The storage of chlorinated hydrocarbons begins with the smallest intake and the toxic chemicals are stored in the fatty tissues of the body. “When these reserves of fat are drawn upon the poison may then strike quickly.” Pesticide poisoning does not happen immediately. The toxins build up over time and symptoms are not observed until it is too late to prevent suffering. Unfortunately, people need tangible, obvious results in order to pay attention to an issue. As Dr. Rene Dubos said, “Men are naturally most impressed by diseases which have obvious manifestations, yet some of their worst enemies creep on them unobtrusively.”

            Chemicals are only a temporary solution to a pest problem and they tend to cause the problem to return worse than it was before the use of chemicals. Over time, insect and other pest populations become resistant to chemicals. This is a classic example survival of the fittest. A few of the insects are not affected by the pesticides and are able to reproduce and pass their resistance on to their offspring. Insects reproduce much more quickly than humans do and resistance to pesticides can develop quickly. Nature has its own controls on pests that are better than any chemical we will ever make.
“The first is that the really effective control of insects is that applied by nature, not by man. Populations are kept in check by something the ecologists call resistance of the environment, and this has been so since the first life was created. The amount of food available, conditions of the weather and climate, the presence of competing or predatory species, all are critically important. ‘The greatest single factor in preventing insects from overwhelming the rest of the world is the internecine warfare which they carry out among themselves, said the entomologist Robert Metcalf. Yet most of the chemicals now used kill all insects, our friends and enemies alike.”

(Below is the conclusion word-for-word from my paper. The opinion I express in the conclusion is the reason I am considering the career path toward working with environmental policies. I feel it is very important that policy makers understand the scientific and environmental impacts of the policies they draft, agree upon, and pass.)
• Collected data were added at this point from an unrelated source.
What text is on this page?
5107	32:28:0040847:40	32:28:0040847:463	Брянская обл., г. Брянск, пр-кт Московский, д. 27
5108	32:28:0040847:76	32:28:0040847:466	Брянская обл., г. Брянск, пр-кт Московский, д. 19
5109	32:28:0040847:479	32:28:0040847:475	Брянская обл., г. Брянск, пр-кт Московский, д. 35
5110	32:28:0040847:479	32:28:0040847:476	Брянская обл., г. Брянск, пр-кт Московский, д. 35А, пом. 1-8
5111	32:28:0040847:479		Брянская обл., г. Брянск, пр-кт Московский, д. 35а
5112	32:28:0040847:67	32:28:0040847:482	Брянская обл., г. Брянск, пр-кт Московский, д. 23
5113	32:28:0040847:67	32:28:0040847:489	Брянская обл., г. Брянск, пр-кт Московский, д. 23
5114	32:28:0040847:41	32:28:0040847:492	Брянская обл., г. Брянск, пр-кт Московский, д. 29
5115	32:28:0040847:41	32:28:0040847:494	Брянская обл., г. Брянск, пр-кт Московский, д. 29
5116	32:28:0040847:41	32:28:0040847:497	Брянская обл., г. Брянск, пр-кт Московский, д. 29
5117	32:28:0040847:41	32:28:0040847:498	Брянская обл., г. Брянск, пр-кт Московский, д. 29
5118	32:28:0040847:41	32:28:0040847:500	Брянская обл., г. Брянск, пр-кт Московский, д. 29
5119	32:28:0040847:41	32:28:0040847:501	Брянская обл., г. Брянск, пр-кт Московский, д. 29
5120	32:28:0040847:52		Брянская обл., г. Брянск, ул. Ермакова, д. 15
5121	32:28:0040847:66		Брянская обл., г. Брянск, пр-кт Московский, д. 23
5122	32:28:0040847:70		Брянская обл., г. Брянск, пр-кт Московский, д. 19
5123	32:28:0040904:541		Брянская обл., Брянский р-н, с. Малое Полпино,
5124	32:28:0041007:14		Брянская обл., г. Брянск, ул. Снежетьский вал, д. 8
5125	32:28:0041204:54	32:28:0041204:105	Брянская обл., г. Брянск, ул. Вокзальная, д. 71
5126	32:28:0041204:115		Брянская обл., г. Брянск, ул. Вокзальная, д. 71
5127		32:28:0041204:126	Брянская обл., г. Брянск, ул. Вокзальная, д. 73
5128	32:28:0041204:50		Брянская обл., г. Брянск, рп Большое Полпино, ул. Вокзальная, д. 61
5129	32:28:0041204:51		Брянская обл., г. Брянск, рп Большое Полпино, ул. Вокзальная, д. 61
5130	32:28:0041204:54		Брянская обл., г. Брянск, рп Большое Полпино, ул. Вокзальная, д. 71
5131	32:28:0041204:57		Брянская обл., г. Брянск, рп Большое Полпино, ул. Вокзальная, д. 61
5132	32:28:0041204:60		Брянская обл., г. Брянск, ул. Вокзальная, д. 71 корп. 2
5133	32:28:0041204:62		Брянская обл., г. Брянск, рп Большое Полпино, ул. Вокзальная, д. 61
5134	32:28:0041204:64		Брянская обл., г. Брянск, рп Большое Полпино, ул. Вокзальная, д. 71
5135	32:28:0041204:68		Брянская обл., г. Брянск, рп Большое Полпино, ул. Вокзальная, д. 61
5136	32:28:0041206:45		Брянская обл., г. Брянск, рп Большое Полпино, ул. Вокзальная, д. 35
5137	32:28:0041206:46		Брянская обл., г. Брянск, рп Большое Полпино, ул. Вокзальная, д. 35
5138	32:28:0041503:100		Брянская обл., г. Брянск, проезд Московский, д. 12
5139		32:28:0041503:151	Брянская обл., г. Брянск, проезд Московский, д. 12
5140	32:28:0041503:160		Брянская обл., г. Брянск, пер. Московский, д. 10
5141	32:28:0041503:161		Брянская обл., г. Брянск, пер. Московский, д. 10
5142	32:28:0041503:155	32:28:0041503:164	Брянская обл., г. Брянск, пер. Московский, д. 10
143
Carson’s basic points about the danger of using chemicals, their overall ineffectiveness when it comes to pest resistance, the unknown consequences of using chemicals, their negative impacts on non-targeted species and humans, and the effectiveness of nature on its own are still relevant to our practices today. Policy makers should better understand the impacts of the use of these chemicals in order to make better-informed decisions. Any policy maker who is going to deal with policies that effect the environment, especially those that involve the use of chemicals, should have the basic knowledge of the effect of the chemicals that Carson discusses in Silent Spring. If people understood that the negative impacts of chemicals and the positive results of natural controls that Carson discusses are still relevant today, policy could be shaped to lessen the use of chemicals that would lessen our negative impact on the environment and save money by not spending money to continually apply chemicals where they are not effective.